Sacramento Resident Sentenced to over 3 Years in Prison for Bank Fraud and Identity Theft
SACRAMENTO, Calif. — Abdul Mannan, 33, of Sacramento, was sentenced today to three years and three months in prison for bank fraud and aggravated identity theft, Acting U.S. Attorney Phillip Talbert announced. In addition, U.S. District Judge Garland E. Burrell Jr. ordered Mannan to pay $76,193 in restitution.
According to court documents, between March 5, 2014, and November 7, 2014, Mannan participated in a scheme to obtain cash, goods, and services from banks and from Sacramento Area stores. On July 1, 2015, federal agents executed a search warrant at Mannan's residence and found personal and financial information for over 25 different victims and more than 25 different credit card accounts. On March 11, 2016, Mannan pleaded guilty to the charges.
San Francisco Division Inspector in Charge Rafael Nunez of the U.S. Postal Inspection Service stated: “We are working closely with the U.S. Attorney’s Office and our partners in law enforcement to arrest and prosecute those responsible for complex identity fraud schemes and to protect postal customers’ mail and personal information from theft.”

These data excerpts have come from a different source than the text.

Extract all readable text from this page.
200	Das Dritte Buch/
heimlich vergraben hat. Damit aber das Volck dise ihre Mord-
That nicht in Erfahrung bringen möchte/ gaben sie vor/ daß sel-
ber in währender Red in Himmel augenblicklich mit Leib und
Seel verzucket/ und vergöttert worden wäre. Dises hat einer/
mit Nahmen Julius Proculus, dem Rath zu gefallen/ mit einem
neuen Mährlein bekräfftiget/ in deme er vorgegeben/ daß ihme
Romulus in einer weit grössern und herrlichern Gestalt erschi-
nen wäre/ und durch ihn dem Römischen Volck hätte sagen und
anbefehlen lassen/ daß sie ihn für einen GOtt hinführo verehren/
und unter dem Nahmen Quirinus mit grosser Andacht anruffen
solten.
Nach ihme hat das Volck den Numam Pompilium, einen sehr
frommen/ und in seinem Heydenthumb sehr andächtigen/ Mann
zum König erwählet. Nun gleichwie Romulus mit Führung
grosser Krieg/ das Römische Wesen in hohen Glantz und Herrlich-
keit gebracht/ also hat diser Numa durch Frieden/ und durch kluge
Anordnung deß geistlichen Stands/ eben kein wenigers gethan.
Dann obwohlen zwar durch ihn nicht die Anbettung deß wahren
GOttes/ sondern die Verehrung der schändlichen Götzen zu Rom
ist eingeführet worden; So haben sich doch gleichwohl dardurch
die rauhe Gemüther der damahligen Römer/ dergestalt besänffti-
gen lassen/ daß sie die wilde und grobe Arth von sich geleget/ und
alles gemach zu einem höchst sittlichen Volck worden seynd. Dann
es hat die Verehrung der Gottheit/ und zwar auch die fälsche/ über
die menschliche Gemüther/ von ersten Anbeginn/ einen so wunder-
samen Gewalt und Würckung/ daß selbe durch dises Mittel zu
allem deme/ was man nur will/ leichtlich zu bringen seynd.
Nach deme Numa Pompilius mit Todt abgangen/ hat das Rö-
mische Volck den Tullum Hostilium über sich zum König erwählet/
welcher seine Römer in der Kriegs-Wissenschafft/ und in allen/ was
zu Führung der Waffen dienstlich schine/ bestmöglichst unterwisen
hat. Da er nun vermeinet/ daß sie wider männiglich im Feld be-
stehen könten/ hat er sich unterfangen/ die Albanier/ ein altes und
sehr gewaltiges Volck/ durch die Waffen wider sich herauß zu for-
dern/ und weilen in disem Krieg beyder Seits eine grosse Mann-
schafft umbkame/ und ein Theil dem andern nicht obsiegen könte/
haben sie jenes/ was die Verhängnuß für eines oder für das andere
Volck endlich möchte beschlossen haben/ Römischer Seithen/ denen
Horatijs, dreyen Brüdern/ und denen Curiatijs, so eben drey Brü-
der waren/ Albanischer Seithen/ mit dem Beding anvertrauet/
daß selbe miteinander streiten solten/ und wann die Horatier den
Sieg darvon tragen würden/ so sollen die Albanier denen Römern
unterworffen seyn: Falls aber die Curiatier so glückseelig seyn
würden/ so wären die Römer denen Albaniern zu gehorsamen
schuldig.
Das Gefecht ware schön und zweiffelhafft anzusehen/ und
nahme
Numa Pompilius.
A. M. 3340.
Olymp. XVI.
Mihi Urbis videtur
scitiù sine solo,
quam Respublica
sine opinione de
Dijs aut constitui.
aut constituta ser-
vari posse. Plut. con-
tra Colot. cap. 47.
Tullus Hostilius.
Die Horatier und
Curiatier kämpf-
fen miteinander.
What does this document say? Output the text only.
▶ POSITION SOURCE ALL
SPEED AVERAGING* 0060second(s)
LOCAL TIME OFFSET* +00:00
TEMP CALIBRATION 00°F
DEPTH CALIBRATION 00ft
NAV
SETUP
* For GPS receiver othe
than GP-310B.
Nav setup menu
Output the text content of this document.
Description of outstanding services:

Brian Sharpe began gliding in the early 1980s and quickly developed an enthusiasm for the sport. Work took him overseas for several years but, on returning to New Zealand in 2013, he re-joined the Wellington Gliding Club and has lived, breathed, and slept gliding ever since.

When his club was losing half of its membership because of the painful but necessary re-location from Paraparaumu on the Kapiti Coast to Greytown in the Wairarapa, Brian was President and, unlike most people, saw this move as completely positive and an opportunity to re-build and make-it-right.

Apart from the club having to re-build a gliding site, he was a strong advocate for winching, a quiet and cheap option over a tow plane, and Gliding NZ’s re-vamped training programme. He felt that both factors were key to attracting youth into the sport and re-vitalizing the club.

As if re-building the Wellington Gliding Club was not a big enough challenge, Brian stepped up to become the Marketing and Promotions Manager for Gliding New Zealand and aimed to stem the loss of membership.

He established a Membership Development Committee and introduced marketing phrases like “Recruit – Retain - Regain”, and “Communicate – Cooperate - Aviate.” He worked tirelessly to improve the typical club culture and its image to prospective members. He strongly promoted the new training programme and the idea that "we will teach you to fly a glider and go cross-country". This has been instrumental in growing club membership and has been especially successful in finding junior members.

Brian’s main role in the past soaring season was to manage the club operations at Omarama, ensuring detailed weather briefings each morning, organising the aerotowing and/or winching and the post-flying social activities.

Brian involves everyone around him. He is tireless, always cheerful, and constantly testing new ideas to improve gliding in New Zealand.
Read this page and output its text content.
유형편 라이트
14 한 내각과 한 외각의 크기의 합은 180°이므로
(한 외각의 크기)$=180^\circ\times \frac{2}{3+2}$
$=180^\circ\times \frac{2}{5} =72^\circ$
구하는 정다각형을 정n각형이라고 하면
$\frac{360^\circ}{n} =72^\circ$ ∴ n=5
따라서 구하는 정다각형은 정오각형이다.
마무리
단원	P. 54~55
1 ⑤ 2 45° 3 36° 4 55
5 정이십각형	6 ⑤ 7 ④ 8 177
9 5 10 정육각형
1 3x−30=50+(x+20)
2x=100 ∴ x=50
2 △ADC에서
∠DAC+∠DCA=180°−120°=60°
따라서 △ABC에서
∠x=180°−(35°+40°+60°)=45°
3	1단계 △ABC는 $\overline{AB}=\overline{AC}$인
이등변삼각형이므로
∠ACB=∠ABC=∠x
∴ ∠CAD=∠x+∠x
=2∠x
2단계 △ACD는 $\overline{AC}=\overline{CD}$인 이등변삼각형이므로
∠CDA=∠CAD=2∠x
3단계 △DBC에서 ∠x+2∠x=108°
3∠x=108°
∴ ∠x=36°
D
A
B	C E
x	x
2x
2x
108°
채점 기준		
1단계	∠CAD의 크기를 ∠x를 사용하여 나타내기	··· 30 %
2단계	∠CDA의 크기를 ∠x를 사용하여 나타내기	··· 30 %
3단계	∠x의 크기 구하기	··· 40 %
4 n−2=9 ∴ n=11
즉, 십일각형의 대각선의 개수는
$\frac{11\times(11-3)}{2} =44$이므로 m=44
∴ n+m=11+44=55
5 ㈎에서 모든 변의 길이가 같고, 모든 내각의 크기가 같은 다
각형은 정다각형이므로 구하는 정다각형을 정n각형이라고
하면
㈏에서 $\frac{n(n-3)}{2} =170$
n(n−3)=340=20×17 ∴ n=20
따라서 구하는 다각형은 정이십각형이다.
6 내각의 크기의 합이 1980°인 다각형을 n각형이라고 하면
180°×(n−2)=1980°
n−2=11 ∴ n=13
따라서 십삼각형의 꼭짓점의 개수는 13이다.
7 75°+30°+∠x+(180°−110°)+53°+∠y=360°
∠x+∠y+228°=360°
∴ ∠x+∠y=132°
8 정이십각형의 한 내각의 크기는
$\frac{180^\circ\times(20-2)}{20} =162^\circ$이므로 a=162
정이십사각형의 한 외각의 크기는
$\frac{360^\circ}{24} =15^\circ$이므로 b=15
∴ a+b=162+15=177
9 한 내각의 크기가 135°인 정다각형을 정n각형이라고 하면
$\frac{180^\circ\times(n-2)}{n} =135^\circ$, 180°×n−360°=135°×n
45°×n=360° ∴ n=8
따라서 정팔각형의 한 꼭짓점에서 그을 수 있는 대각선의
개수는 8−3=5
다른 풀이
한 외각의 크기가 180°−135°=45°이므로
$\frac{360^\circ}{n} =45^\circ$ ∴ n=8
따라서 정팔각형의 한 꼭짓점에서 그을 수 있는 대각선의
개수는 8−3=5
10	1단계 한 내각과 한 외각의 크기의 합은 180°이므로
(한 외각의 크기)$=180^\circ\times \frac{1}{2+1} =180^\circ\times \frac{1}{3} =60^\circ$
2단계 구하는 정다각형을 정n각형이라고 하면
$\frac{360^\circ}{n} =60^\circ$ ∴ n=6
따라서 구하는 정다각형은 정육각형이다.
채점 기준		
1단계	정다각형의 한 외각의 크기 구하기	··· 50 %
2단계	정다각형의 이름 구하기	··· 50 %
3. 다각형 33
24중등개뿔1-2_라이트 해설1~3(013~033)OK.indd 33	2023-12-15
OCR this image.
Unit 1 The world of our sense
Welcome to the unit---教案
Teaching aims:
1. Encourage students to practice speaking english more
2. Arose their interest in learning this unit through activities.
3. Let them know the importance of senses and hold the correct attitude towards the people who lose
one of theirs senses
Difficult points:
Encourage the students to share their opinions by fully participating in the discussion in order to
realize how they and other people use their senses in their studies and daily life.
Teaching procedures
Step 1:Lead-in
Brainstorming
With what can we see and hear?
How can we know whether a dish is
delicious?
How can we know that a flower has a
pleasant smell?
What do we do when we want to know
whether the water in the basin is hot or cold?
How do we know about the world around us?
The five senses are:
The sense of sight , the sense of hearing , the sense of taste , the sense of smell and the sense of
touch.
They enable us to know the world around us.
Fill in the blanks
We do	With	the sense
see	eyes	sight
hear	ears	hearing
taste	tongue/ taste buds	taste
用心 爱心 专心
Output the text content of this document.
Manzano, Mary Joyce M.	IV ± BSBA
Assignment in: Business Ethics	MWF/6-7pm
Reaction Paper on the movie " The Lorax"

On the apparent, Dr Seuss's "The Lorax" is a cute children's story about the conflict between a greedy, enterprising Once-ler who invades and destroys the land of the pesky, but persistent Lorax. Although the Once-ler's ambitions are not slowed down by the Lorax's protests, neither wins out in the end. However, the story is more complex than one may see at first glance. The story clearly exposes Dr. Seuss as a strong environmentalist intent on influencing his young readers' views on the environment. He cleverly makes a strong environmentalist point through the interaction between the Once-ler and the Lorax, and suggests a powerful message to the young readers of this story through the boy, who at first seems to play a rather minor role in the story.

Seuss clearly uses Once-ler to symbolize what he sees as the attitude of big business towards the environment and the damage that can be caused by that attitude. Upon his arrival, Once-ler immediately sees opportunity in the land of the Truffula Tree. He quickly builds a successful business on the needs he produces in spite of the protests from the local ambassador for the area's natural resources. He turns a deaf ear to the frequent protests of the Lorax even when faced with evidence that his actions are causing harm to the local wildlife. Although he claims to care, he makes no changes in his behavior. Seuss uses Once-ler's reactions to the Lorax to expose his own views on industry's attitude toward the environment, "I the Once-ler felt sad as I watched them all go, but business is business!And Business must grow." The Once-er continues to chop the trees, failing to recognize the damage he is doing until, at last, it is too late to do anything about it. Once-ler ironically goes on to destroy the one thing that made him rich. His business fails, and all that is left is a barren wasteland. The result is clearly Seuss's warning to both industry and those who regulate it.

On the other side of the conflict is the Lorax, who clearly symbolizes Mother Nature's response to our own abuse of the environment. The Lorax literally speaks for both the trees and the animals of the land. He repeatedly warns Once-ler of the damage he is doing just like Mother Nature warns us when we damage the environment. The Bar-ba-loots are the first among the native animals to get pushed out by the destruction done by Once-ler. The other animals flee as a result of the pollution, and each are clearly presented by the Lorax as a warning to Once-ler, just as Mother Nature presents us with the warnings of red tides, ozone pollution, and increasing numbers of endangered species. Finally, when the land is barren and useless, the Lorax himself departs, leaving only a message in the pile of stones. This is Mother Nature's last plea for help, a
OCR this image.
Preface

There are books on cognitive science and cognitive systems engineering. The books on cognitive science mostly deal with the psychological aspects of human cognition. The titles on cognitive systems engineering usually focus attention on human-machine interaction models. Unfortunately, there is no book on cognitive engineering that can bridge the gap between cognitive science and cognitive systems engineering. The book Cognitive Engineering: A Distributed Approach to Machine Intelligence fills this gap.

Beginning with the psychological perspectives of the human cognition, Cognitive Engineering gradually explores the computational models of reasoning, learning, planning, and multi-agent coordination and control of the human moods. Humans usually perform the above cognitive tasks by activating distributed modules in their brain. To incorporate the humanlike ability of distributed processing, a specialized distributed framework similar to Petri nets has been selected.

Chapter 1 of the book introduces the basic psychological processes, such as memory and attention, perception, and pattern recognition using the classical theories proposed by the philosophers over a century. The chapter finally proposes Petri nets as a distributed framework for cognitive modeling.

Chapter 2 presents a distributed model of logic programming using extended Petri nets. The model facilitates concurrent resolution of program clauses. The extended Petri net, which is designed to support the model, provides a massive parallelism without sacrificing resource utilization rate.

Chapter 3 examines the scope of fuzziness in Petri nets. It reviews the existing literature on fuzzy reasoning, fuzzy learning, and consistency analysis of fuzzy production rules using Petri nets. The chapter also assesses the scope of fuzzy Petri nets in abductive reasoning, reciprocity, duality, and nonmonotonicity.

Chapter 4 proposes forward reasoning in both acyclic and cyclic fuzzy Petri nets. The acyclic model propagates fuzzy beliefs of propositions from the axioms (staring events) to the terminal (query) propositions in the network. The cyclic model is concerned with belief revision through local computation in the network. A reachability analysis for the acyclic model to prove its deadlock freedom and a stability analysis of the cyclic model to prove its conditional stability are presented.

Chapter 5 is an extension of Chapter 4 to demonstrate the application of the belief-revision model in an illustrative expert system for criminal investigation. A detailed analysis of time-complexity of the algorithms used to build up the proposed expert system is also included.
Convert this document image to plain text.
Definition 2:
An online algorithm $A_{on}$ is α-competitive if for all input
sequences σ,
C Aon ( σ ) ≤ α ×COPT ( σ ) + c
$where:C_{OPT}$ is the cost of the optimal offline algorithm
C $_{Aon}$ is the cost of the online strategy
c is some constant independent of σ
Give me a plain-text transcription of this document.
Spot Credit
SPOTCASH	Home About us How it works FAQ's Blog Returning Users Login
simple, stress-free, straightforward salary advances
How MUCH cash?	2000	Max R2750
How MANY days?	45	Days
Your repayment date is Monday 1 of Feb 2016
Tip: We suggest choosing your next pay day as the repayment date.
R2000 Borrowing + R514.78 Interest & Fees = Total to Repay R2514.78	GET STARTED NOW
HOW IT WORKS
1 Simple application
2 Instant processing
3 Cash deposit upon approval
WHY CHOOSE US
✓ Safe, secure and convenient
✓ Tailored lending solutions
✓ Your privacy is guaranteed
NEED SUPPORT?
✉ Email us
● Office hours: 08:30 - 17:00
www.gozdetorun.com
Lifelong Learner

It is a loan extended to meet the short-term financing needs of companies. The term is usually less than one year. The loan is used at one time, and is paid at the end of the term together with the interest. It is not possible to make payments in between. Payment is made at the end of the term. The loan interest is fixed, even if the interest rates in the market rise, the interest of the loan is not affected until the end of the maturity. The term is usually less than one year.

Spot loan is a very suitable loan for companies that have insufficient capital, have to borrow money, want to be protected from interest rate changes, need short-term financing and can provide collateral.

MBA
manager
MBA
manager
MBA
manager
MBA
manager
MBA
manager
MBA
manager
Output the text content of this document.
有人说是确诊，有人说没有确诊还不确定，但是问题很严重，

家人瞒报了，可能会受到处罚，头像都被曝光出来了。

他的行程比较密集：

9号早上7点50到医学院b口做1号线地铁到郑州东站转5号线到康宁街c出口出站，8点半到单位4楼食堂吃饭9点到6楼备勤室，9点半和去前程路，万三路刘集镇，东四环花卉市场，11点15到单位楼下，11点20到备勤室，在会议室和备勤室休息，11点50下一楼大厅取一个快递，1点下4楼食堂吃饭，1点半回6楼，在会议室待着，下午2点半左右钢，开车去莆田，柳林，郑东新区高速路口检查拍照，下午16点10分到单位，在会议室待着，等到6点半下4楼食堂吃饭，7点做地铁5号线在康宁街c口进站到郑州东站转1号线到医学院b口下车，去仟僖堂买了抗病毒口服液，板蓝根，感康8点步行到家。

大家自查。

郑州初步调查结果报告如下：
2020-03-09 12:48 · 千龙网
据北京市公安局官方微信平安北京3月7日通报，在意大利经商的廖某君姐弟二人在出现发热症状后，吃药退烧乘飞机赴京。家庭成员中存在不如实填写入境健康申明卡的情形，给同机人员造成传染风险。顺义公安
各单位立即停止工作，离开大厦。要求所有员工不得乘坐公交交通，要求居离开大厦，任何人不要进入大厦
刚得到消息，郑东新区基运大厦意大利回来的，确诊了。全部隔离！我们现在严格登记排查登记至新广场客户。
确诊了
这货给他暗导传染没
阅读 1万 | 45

“Identity theft schemes result in billions of dollars in losses every year in this country and cause incalculable heartache and financial harm to law-abiding consumers,” said Ryan L. Spradlin, the special agent in charge who oversees HSI’s enforcement activities throughout northern California. “We owe it to the victims of these schemes to pursue such cases aggressively, making it clear that those who brazenly enrich themselves through fraud and identity theft, as this defendant did, will be held accountable for their crimes.”
This case was the product of an investigation by the United States Postal Inspection Service and the U.S. Immigration and Customs Enforcement’s (ICE) Homeland Security Investigations (HSI), with the assistance of the Sacramento Police Department. Assistant United States Attorney Michelle Rodriguez prosecuted the case.